Turtle
Older than the dinosaurs as a group — and one of the few animals that can breathe through its backside to survive winter

Photo via Wikimedia Commons
Turtles predate the dinosaurs by about 15 million years and have outlasted them by 66 million more. They are not primitive — their physiology is in several ways highly specialized.
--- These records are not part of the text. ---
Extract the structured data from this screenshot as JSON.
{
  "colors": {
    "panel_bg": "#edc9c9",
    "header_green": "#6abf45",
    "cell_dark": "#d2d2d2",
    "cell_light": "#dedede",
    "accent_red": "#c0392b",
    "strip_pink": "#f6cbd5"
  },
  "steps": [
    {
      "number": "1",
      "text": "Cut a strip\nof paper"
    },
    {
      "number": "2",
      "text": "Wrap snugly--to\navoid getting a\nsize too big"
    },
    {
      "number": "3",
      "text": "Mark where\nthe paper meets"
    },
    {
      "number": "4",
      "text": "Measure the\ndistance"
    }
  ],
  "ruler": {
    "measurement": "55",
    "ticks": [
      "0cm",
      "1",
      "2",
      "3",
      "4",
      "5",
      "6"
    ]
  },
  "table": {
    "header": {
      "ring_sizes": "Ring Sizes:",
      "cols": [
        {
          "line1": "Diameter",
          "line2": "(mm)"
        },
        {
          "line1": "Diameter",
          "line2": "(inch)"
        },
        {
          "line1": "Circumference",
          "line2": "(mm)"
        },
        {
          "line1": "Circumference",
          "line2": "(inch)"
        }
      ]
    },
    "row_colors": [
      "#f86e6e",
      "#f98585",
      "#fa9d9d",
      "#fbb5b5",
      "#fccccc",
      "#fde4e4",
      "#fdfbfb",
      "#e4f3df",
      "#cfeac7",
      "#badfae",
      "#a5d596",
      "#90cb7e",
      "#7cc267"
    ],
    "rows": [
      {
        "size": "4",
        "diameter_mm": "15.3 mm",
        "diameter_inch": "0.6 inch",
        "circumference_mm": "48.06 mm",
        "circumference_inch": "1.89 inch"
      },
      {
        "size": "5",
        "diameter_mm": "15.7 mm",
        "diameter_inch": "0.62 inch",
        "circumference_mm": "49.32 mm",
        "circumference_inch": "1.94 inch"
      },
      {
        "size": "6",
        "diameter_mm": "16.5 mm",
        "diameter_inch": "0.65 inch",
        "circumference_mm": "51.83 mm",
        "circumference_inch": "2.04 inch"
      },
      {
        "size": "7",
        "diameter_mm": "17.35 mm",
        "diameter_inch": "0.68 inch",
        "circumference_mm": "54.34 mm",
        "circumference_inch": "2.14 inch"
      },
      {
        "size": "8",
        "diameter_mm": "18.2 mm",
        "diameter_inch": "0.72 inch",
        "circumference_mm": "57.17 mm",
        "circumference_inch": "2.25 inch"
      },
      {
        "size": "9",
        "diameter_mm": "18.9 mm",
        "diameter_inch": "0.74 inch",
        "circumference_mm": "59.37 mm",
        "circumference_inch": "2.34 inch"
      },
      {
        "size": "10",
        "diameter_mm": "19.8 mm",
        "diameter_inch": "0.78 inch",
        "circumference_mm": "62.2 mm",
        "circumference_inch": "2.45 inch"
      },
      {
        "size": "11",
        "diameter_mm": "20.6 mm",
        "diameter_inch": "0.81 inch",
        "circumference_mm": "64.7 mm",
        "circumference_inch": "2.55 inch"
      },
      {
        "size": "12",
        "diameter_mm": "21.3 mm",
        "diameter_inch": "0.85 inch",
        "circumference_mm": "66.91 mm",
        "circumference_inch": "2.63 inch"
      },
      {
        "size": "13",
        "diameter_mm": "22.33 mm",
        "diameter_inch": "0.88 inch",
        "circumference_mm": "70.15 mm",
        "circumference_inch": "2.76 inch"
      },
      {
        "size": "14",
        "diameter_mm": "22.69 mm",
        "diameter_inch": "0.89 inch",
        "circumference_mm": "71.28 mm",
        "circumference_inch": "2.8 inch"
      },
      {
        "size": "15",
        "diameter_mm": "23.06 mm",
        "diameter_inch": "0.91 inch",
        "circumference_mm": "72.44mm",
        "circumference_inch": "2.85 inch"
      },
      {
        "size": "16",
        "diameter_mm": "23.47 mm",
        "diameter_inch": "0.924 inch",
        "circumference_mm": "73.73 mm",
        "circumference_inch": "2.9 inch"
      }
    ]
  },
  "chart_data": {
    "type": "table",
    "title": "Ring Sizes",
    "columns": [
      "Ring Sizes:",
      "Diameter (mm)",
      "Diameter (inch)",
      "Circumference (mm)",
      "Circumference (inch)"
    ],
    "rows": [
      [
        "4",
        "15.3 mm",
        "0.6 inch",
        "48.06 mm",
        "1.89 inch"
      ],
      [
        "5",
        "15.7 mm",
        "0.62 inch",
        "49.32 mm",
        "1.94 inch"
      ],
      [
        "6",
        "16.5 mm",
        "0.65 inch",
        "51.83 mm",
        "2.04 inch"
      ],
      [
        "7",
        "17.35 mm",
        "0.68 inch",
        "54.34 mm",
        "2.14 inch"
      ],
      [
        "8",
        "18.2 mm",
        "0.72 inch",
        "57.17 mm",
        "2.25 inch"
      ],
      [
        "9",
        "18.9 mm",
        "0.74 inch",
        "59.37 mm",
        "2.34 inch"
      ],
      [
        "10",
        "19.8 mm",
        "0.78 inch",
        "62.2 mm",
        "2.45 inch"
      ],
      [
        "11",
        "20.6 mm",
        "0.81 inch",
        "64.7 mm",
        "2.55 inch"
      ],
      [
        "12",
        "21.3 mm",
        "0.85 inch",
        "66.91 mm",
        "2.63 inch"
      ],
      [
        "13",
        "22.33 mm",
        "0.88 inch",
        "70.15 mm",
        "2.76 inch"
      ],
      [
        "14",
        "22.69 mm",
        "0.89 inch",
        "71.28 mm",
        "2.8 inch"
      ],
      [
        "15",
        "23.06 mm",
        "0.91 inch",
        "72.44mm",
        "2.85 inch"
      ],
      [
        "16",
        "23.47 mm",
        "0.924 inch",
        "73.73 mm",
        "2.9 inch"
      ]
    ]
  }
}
They navigate by magnetic field, breathe through their posterior to survive winter ice, retract organs in a way that requires uniquely modified skeletal anatomy, and some species live over a century with no measurable decline in reproductive ability.
Facts you didn't know
- 1
Painted turtles survive winter frozen under ice by breathing through a specialized patch of highly vascularized tissue around their tail — cloacal bursae — that absorbs dissolved oxygen from the water. They remain motionless underwater for up to 5 months without surfacing.
- 2
Turtles don't have a diaphragm — their shell prevents chest expansion. They breathe using muscles attached to their organs that pull and push the lungs. Retracting the head and legs forces air out; extending them draws air in. Moving is part of how they breathe.
- 3
Sea turtles navigate using the Earth's magnetic field to return to the exact beach where they were born — sometimes after 30 years at sea, detecting both field intensity and inclination angle to locate a specific beach anywhere on Earth.
- 4
Turtle shells are not external armor — they're the actual skeleton. The spine and ribcage are fused to the inside of the shell, and the shoulder blades are positioned inside the ribcage, unique among all vertebrates. A turtle without its shell has no skeleton.
- 5
Some turtle species show negligible senescence — their mortality rate does not increase with age, their reproductive rate does not decline, and the oldest individuals studied show no measurable signs of aging. A 100-year-old turtle functions essentially like a 20-year-old one.